A propósito del segundo aniversario del Punto de G, que nació en agosto de 2008.

miércoles, 28 de julio de 2010

Monstruos Cotidianos



Monsters are real, and ghosts are real too. They live inside us, and sometimes, they win.

(Stephen King)

miércoles, 7 de julio de 2010

Animal


-¡Carajo! -gritó.
Amaranta, que empezaba a meter la ropa en el baúl, creyó que le había picado un alacrán.
-¡Dónde está! -preguntó alarmada.
-¿Qué?
-¡El animal!
Úrsula se puso un dedo en el corazón.
-Aquí -dijo.

(tomado de "Cien Años de Soledad", Gabriel García Márquez)

lunes, 31 de mayo de 2010

Traspaso



(foto cortesía de la mujer más glamorosa de Barcelona: E.P. Gracias guapa)

lunes, 26 de abril de 2010

Metamorfosis



metamorfosis.

(Del lat. metamorphōsis, y este del gr. μεταμόρφωσις, transformación).

1. f. Transformación de algo en otra cosa.

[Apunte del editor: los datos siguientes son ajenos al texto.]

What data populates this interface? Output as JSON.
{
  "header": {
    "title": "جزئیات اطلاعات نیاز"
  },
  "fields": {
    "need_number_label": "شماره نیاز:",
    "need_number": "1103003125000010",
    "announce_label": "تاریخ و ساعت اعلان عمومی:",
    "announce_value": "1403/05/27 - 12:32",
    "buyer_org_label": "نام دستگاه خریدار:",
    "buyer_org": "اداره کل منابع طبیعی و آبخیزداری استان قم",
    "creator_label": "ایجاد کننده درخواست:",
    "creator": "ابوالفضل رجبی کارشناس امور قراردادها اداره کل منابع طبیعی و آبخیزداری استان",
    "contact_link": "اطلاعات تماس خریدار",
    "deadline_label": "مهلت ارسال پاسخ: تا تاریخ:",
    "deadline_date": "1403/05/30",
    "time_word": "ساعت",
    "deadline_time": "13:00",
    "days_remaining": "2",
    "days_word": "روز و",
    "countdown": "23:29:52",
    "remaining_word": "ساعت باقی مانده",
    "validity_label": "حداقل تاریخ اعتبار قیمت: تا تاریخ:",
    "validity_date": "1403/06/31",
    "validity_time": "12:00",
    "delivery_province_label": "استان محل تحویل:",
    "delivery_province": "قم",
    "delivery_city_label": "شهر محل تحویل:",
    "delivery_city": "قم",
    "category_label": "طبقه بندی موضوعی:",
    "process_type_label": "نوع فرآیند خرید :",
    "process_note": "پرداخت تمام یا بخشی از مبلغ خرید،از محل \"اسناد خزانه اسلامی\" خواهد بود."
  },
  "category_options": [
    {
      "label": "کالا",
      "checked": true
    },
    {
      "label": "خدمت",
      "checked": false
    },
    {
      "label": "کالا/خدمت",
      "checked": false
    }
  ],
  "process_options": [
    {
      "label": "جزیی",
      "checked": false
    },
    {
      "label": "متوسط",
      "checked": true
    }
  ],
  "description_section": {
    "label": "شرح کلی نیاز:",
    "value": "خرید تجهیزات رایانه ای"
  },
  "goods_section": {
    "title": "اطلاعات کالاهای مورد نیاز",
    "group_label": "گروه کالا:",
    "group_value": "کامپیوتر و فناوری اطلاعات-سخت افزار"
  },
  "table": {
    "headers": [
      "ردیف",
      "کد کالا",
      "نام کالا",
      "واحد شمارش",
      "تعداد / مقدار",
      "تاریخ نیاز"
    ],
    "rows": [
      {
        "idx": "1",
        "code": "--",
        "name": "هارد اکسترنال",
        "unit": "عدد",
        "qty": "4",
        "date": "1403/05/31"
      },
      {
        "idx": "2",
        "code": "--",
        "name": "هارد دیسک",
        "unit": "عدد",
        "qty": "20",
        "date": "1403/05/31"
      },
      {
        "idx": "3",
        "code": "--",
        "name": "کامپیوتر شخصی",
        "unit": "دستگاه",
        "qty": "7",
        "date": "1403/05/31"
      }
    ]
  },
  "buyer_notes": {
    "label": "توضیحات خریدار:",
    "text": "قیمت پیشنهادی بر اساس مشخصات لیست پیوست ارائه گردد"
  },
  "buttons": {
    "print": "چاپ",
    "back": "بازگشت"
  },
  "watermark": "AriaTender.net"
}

2. f. Mudanza que hace alguien o algo de un estado a otro, como de la avaricia a la liberalidad o de la pobreza a la riqueza.

3. f. Zool. Cambio que experimentan muchos animales durante su desarrollo, y que se manifiesta no solo en la variación de forma, sino también en las funciones y en el género de vida.

jueves, 22 de abril de 2010

Amor a las Letras



Letras
seguid cayendo
como precisa lluvia
en mi camino.
Letras de todo
lo que vive
y muere,
letras de luz, de luna,
de silencio,
de agua,
os amo,
y en vosotras
recojo
no sólo el pensamiento
y el combate,
sino vuestros vestidos,
sentidos
y sonidos:
A
de gloriosa avena,
T
de trigo y de torre
y
M
como tu nombre
de manzana.

(fragmento de la Oda a la Tipografía, Pablo Neruda)

domingo, 18 de abril de 2010

De libros y dragones



Fairy tales are more than true: not because they tell us that dragons exist, but because they tell us that dragons can be beaten.
G.K Chesterton



Feliz día de Sant Jordi adelantado para todos. Técnica aunque discretamente este es el primer año en que festejo el día del libro con algo publicado, así que el viernes pienso brindar por eso. Si estáis por Barcelona y os interesa, la antología "Cuento Atrás" se estará vendiendo el día 23 en la Plaza de la Revolución (Gràcia).

domingo, 4 de abril de 2010

Somnífero


Después de años sufriendo insomnio y soledad crónicos, aquella vez por fin logró dormirse sin pastillas. No recordaba qué había sido capaz de obrar el milagro ni a qué hora había ocurrido, pero despertó radiante en su propia habitación, con el vestido y los zapatos de la noche anterior aún puestos y el cielo descansado de su rostro surcado por pájaros de rimel negro y marcas de almohada.

Suspiró incrédula y volvió a cerrar los ojos, todavía enredada en los hilos del sueño que tanto le costaba conseguir. Sin girarse, estiró el brazo derecho por detrás de su cabeza para coger el reloj de la mesilla, preguntándose cuántas horas había dormido y si la tortura de sus noches en vela había terminado.

Entonces su mano tropezó con el hombro del somnífero, que también se había dormido con el pantalón y la camisa puestos y roncaba feliz a su lado, acaparando la mitad exacta del territorio recién explorado de su cama individual.